The traffic rates displayed on various sites do not always mean that the website is very effective or that it is popular with many customers. Most of the traffic displayed by these sites are not really made by human audiences all the time, a huge percentage of them were generated by bots in ghost sites managed by publishers according to Adweek.
The tech news site revealed that publishers have put ghost sites to use them as venues for generating millions of fake hits. So far, this kind of technique works because publishers get up to billions of hits from them which is more than major sites like Yahoo!, Facebook and Google are capable of. These are actually provided by bots instead of actual human visitors reported the source. The purpose of the hits is to attract big companies into posting ads on their sites in exchange of serious cash.
So far, Adweek has identified six publishers who were suspected of performing auto-generation of false impressions. This was judging from the overwhelming traffic they usually get that can even top the major sites which were mentioned earlier. The six publishers are Precision Media, ALLABC.com, Alphabird, Woohoo Media, DigiMogul and Audience Ampllfy.
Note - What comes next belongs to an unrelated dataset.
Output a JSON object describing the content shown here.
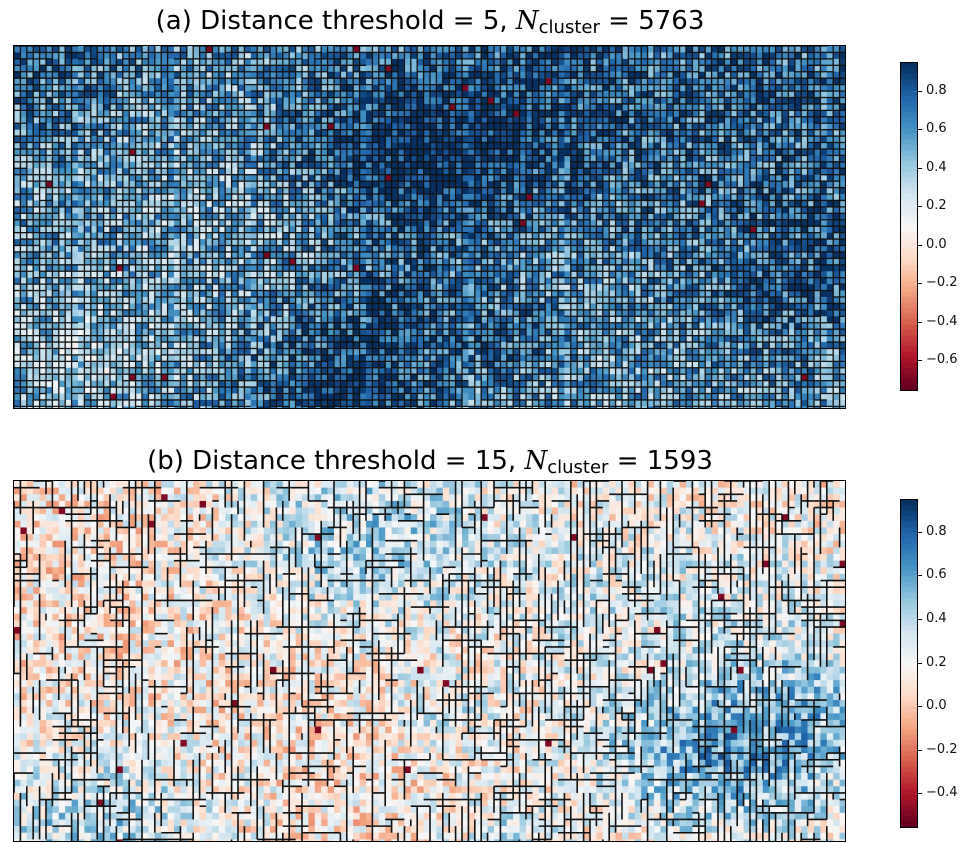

All these sites somehow share a common pattern.
These publishers actually get millions up to billions of hits on a regular basis said Adweek. No matter how boring or how lame the postings in their associated sites seem to be, they still appear to attract a massive number of visitors. Every publisher also has few full-time employees which range from around two up to thirteen people only, though some of them claim that they engage in outsourcing.
The next common pattern observed by the news source is that some of them have uniform number of traffic in their linked sites. A bunch of sites they are running actually share the same number of hits most of the time. It is likely that their bots are only hopping in circles in the websites linked to them.
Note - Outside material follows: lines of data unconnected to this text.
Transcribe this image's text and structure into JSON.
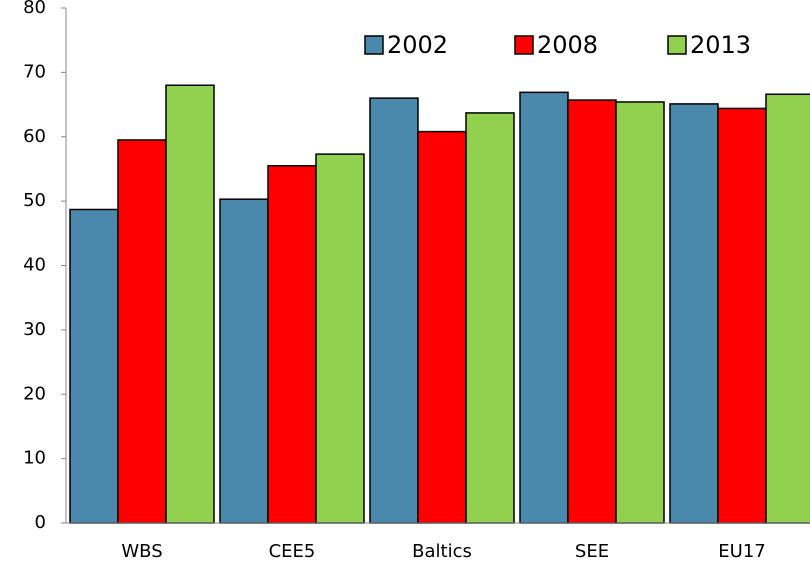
{
  "chart_data": {
    "type": "bar",
    "categories": [
      "WBS",
      "CEE5",
      "Baltics",
      "SEE",
      "EU17"
    ],
    "series": [
      {
        "name": "2002",
        "color": "#4a89ab",
        "values": [
          48.7,
          50.3,
          66,
          66.9,
          65.1
        ]
      },
      {
        "name": "2008",
        "color": "#ff0000",
        "values": [
          59.5,
          55.5,
          60.8,
          65.7,
          64.4
        ]
      },
      {
        "name": "2013",
        "color": "#92d050",
        "values": [
          68,
          57.3,
          63.7,
          65.4,
          66.6
        ]
      }
    ],
    "ylim": [
      0,
      80
    ],
    "yticks": [
      0,
      10,
      20,
      30,
      40,
      50,
      60,
      70,
      80
    ],
    "grid": false,
    "legend": "top-right"
  }
}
Another shared pattern is that a number of these sites do not actually have their ads strategically placed making real humans easy to miss them when visiting the site. Despite that, the number of clicks on the ads is still great with enormous figures that go with them.
Of course almost all of them had a good justification for their colossal number of hits during their interview with Adweek. So, it is really hard to confirm if the article is 100% accurate in its allegations.
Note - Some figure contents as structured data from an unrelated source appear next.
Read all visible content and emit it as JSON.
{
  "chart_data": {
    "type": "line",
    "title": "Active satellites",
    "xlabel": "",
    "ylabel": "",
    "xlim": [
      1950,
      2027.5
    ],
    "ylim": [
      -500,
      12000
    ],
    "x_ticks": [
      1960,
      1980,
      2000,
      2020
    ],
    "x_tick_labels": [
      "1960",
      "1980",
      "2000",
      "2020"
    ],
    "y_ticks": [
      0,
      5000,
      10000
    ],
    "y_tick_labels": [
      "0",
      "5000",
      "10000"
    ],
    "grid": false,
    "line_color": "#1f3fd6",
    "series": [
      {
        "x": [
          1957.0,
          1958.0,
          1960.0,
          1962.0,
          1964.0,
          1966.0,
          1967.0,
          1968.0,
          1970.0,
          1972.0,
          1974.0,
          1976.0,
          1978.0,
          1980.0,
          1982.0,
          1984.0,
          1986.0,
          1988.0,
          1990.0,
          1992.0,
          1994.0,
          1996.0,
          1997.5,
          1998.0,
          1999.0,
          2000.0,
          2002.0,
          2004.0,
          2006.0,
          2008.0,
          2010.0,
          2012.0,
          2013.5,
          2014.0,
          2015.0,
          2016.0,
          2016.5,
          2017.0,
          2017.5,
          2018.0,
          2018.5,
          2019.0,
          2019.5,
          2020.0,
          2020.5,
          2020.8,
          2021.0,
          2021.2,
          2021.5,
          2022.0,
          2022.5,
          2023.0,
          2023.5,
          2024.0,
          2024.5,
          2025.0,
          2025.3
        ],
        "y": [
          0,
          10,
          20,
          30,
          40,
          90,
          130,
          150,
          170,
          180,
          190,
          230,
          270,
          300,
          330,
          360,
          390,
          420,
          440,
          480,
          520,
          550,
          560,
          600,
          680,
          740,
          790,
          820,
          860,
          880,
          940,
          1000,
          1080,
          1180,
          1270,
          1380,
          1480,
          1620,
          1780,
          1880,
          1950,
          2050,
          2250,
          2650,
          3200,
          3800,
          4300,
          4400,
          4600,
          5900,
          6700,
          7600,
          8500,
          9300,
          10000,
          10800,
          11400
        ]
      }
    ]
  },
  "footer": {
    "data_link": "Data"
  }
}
So what are ghost publishers really?
Basically, ghost publishers are hard to identify because their tactics vary and evolve from time to time in order to avoid detection or suspicion from the companies they are dealing with. But their common modus operandi involve using bots to make false impressions on their websites in the form of hits. Then, the hits are sold to advertisers for the publisher to gain profit. Clicks can even be mimicked by these bots, although actual conversions are hard to copy.